Visiting an attorney to get your estate plan done is one New Year’s resolution that you should keep. None of us knows whether or when we may find ourselves seriously injured or sick. But if it does happen, you may be unable to speak for yourself. That’s why it is so important to prepare your estate planning documents well before emergencies.

Powers of Attorney and Advance Directives

For one, you can prepare for an unforeseen medical emergency with documents known as advance directives.  These documents can prove essential if you’ve become unable to manage your affairs after a serious injury or illness.

With an advance directive, you can appoint someone you trust to act in your best interest if you need medical care. In a critical medical situation, you may not be able to communicate your wishes. This appointee (your agent) would have permission to talk to your doctors on your behalf about the treatments you would (or would not) want to receive.

You can also choose a trusted person to handle your financial matters if you cannot do so. For example, if you have fallen ill, you may want to focus your energy on getting better. You can appoint someone to manage such financial tasks as managing the payment of your bills. This is your durable power of attorney.

These estate planning documents are among those that can help prepare you and your family for unexpected life challenges during your lifetime.

Wills and Trusts

And if the worst happens, your will or trust should designate your final wishes. These estate planning tools can prove essential to your heirs, but they differ.

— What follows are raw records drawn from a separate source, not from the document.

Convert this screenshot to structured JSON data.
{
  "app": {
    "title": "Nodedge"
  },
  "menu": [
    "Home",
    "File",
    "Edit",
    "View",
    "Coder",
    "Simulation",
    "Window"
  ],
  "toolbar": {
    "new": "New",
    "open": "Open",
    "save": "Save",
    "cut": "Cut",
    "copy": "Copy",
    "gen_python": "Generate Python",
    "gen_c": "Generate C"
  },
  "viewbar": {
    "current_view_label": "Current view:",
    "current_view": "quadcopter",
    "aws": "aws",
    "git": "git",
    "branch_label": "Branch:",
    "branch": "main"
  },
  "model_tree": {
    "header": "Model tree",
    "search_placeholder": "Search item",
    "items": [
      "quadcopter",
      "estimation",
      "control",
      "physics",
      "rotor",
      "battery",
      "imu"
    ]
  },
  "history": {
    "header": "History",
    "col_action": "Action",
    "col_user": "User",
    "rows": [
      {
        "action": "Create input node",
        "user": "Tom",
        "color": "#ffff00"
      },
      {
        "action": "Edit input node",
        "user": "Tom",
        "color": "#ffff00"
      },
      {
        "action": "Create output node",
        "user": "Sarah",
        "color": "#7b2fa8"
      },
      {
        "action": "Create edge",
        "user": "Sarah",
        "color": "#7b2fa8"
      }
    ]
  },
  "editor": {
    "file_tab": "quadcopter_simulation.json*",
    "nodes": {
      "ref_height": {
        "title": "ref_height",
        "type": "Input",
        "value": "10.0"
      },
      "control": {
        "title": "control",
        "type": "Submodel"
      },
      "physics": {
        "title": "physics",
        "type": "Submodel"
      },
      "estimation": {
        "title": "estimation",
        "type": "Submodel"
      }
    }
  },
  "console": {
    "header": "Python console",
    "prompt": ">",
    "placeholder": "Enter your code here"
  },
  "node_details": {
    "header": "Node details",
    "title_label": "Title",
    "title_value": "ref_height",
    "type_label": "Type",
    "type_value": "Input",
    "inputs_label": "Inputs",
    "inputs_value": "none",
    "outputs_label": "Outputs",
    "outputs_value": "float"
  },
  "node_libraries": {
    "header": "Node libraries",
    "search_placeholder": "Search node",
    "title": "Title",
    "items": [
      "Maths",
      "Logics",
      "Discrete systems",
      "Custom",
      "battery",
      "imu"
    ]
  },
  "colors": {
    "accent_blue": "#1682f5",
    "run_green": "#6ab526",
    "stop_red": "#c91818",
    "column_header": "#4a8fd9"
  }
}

A will takes effect only after you have passed away. It outlines whom you want to receive your possessions upon your death. Note that a will goes through the probate process.

Unlike wills, trusts become effective as soon as you’ve created them, creating a seamless transition after your passing as assets in a trust avoid probate.

What’s More Effective: A Will or a Trust?

In your estate plan, you can name an individual as your personal representative (executor) or trustee. According to your wishes, this person must ensure that your loved ones receive your money and property after you pass away.

A properly drafted will or trust can save your heirs a lot of time and money during the estate or trust administration. In addition, these kinds of documents may also help to prevent potential arguments among family members over your property.

Think of your preparedness as offering your loved ones a sort of reprieve. By making your wishes clear in a comprehensive estate plan, you’ll be allowing them to focus on coping with their grief.

Peace of Mind

Resolutions are easy to make but much more challenging to keep. One-third have already failed by the time February rolls around. You’ll have already completed the first step in achieving your New Year’s resolution by scheduling an appointment to begin the discussion.

Make sure you have the best and most effective plan in place – before you need it. You can have your estate plan prepared within a couple of months, offering you and your family peace of mind.